La apuesta fuerte de la temporada había sido cambiar a Darius Garland por James Harden. Cleveland sintió que necesitaba tamaño, experiencia y dureza en el perímetro, y decidió sacrificar a uno de sus jugadores más queridos para traer a una estrella de 36 años con pasado pesado en playoffs. Internamente defendieron esa decisión durante meses. Kenny Atkinson llegó a decirle a Harden, después del colapso del Juego 1: “Sin vos, quedábamos eliminados en primera ronda”. El mensaje era claro: el núcleo anterior no alcanzaba. Pero tampoco alcanzó este nuevo modelo, aun con Donovan Mitchell, Evan Mobley y Jarrett Allen alrededor.

Lo más preocupante para los Cavaliers no fue perder, sino cómo perdieron. En el Juego 3 salieron sin energía y quedaron contra las cuerdas desde el arranque. En el cuarto encuentro directamente fueron aplastados por un parcial de 20-0 y terminaron cayendo por 37 puntos frente a su propia gente. Los Knicks les ganaron corriendo más, defendiendo mejor y atacando cada debilidad. Jalen Brunson convirtió a Harden en un objetivo constante y Mike Brown le dio una clase táctica a Atkinson durante toda la serie. Cleveland cerró los playoffs con récord de 8-10 y la sensación de haber desperdiciado uno de los planteles más talentosos (el más caro en salarios, con $217,367,467 este año) de la liga.

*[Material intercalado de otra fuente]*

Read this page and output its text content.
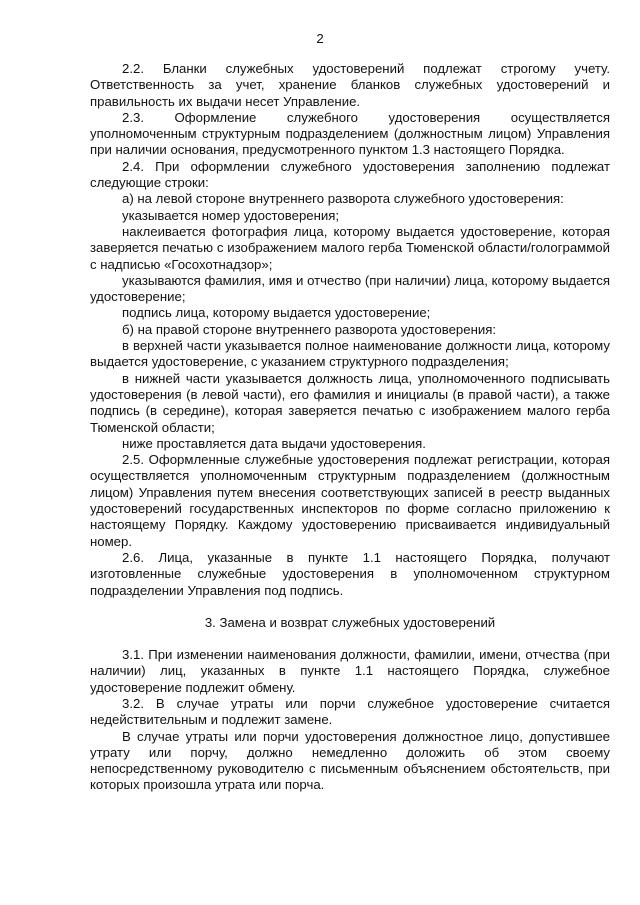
2

2.2. Бланки служебных удостоверений подлежат строгому учету. Ответственность за учет, хранение бланков служебных удостоверений и правильность их выдачи несет Управление.

2.3. Оформление служебного удостоверения осуществляется уполномоченным структурным подразделением (должностным лицом) Управления при наличии основания, предусмотренного пунктом 1.3 настоящего Порядка.

2.4. При оформлении служебного удостоверения заполнению подлежат следующие строки:

а) на левой стороне внутреннего разворота служебного удостоверения:

указывается номер удостоверения;

наклеивается фотография лица, которому выдается удостоверение, которая заверяется печатью с изображением малого герба Тюменской области/голограммой с надписью «Госохотнадзор»;

указываются фамилия, имя и отчество (при наличии) лица, которому выдается удостоверение;

подпись лица, которому выдается удостоверение;

б) на правой стороне внутреннего разворота удостоверения:

в верхней части указывается полное наименование должности лица, которому выдается удостоверение, с указанием структурного подразделения;

в нижней части указывается должность лица, уполномоченного подписывать удостоверения (в левой части), его фамилия и инициалы (в правой части), а также подпись (в середине), которая заверяется печатью с изображением малого герба Тюменской области;

ниже проставляется дата выдачи удостоверения.

2.5. Оформленные служебные удостоверения подлежат регистрации, которая осуществляется уполномоченным структурным подразделением (должностным лицом) Управления путем внесения соответствующих записей в реестр выданных удостоверений государственных инспекторов по форме согласно приложению к настоящему Порядку. Каждому удостоверению присваивается индивидуальный номер.

2.6. Лица, указанные в пункте 1.1 настоящего Порядка, получают изготовленные служебные удостоверения в уполномоченном структурном подразделении Управления под подпись.

3. Замена и возврат служебных удостоверений

3.1. При изменении наименования должности, фамилии, имени, отчества (при наличии) лиц, указанных в пункте 1.1 настоящего Порядка, служебное удостоверение подлежит обмену.

3.2. В случае утраты или порчи служебное удостоверение считается недействительным и подлежит замене.

В случае утраты или порчи удостоверения должностное лицо, допустившее утрату или порчу, должно немедленно доложить об этом своему непосредственному руководителю с письменным объяснением обстоятельств, при которых произошла утрата или порча.
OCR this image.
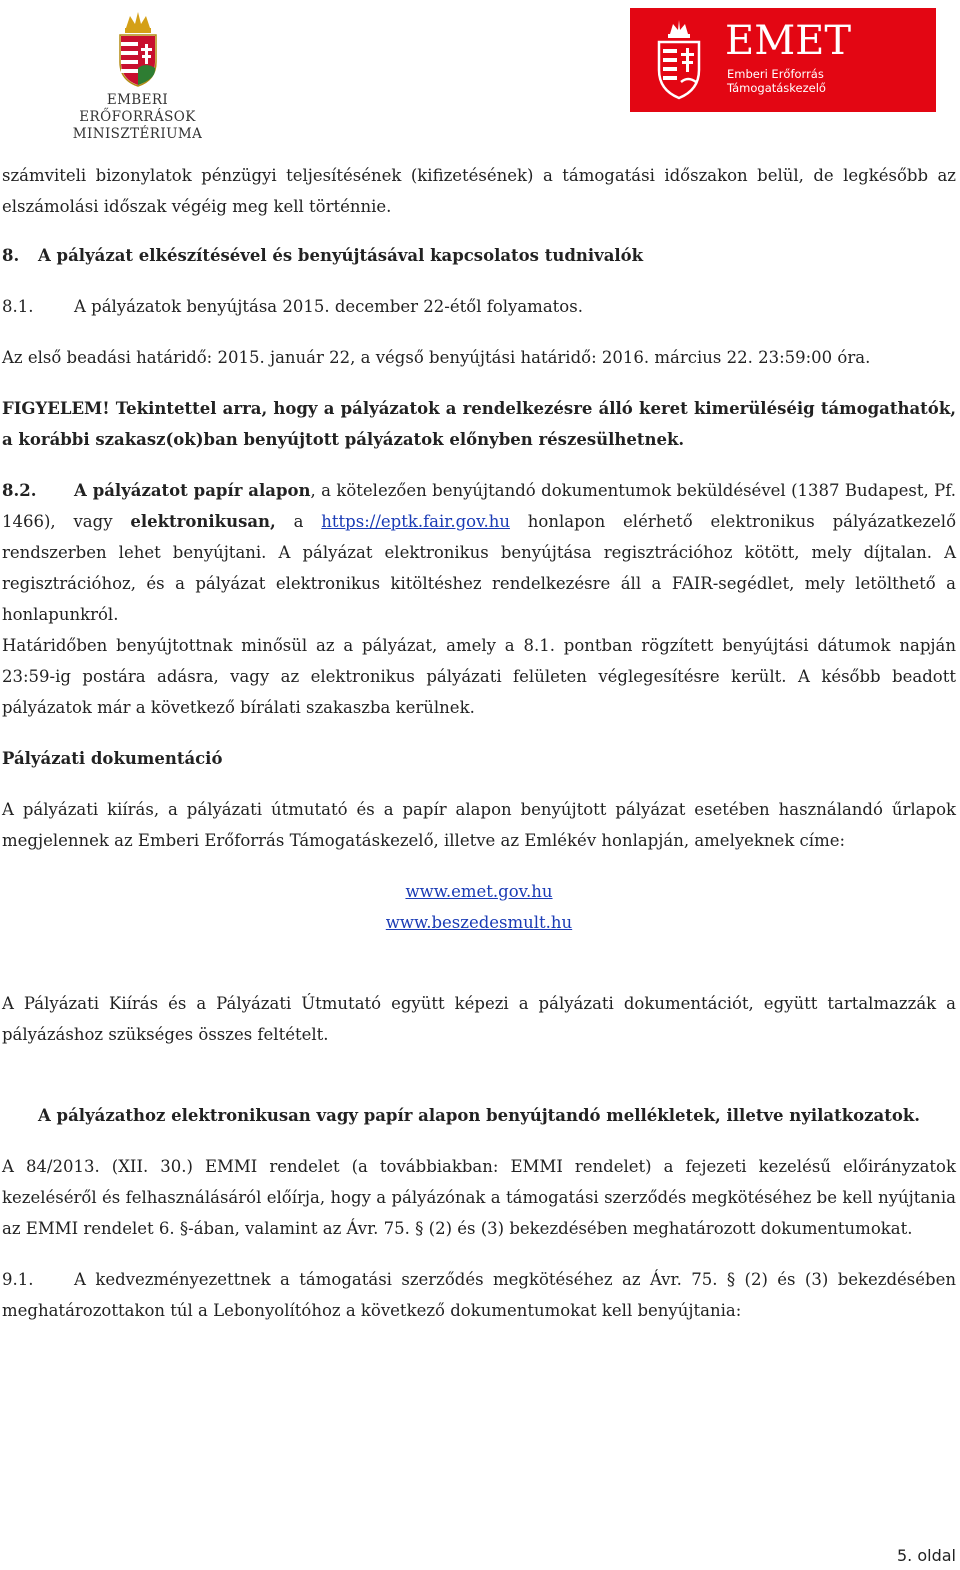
EMBERI ERŐFORRÁSOK
MINISZTÉRIUMA
EMET
Emberi Erőforrás
Támogatáskezelő

számviteli bizonylatok pénzügyi teljesítésének (kifizetésének) a támogatási időszakon belül, de legkésőbb az elszámolási időszak végéig meg kell történnie.

8. A pályázat elkészítésével és benyújtásával kapcsolatos tudnivalók

8.1. A pályázatok benyújtása 2015. december 22-étől folyamatos.

Az első beadási határidő: 2015. január 22, a végső benyújtási határidő: 2016. március 22. 23:59:00 óra.

FIGYELEM! Tekintettel arra, hogy a pályázatok a rendelkezésre álló keret kimerüléséig támogathatók, a korábbi szakasz(ok)ban benyújtott pályázatok előnyben részesülhetnek.

8.2. A pályázatot papír alapon, a kötelezően benyújtandó dokumentumok beküldésével (1387 Budapest, Pf. 1466), vagy elektronikusan, a https://eptk.fair.gov.hu honlapon elérhető elektronikus pályázatkezelő rendszerben lehet benyújtani. A pályázat elektronikus benyújtása regisztrációhoz kötött, mely díjtalan. A regisztrációhoz, és a pályázat elektronikus kitöltéshez rendelkezésre áll a FAIR-segédlet, mely letölthető a honlapunkról.

Határidőben benyújtottnak minősül az a pályázat, amely a 8.1. pontban rögzített benyújtási dátumok napján 23:59-ig postára adásra, vagy az elektronikus pályázati felületen véglegesítésre került. A később beadott pályázatok már a következő bírálati szakaszba kerülnek.

Pályázati dokumentáció

A pályázati kiírás, a pályázati útmutató és a papír alapon benyújtott pályázat esetében használandó űrlapok megjelennek az Emberi Erőforrás Támogatáskezelő, illetve az Emlékév honlapján, amelyeknek címe:

www.emet.gov.hu
www.beszedesmult.hu

A Pályázati Kiírás és a Pályázati Útmutató együtt képezi a pályázati dokumentációt, együtt tartalmazzák a pályázáshoz szükséges összes feltételt.

A pályázathoz elektronikusan vagy papír alapon benyújtandó mellékletek, illetve nyilatkozatok.

A 84/2013. (XII. 30.) EMMI rendelet (a továbbiakban: EMMI rendelet) a fejezeti kezelésű előirányzatok kezeléséről és felhasználásáról előírja, hogy a pályázónak a támogatási szerződés megkötéséhez be kell nyújtania az EMMI rendelet 6. §-ában, valamint az Ávr. 75. § (2) és (3) bekezdésében meghatározott dokumentumokat.

9.1. A kedvezményezettnek a támogatási szerződés megkötéséhez az Ávr. 75. § (2) és (3) bekezdésében meghatározottakon túl a Lebonyolítóhoz a következő dokumentumokat kell benyújtania:

5. oldal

Ahora llegan las preguntas incómodas. Donovan Mitchell puede firmar una extensión cercana a los 277 millones de dólares, aunque también podría esperar un año para aspirar a todavía más dinero. Harden, por su parte, quiere seguir y todo indica que renovará. Pero el problema real es otro: ¿este equipo puede ganar así? Dan Gilbert ya dejó una frase que retumba en Ohio: “Estamos lejos de donde necesitamos estar”. Una declaración que retrata tanto la dureza de la caída, como lo que están dispuestos a hacer para ir a más. Con una plantilla carísima, restricciones salariales extremas y rumores inevitables sobre nuevas estrellas, Cleveland entra a un verano decisivo. Porque después de semejante derrumbe, ya nadie dentro de la franquicia puede fingir que todo está bien.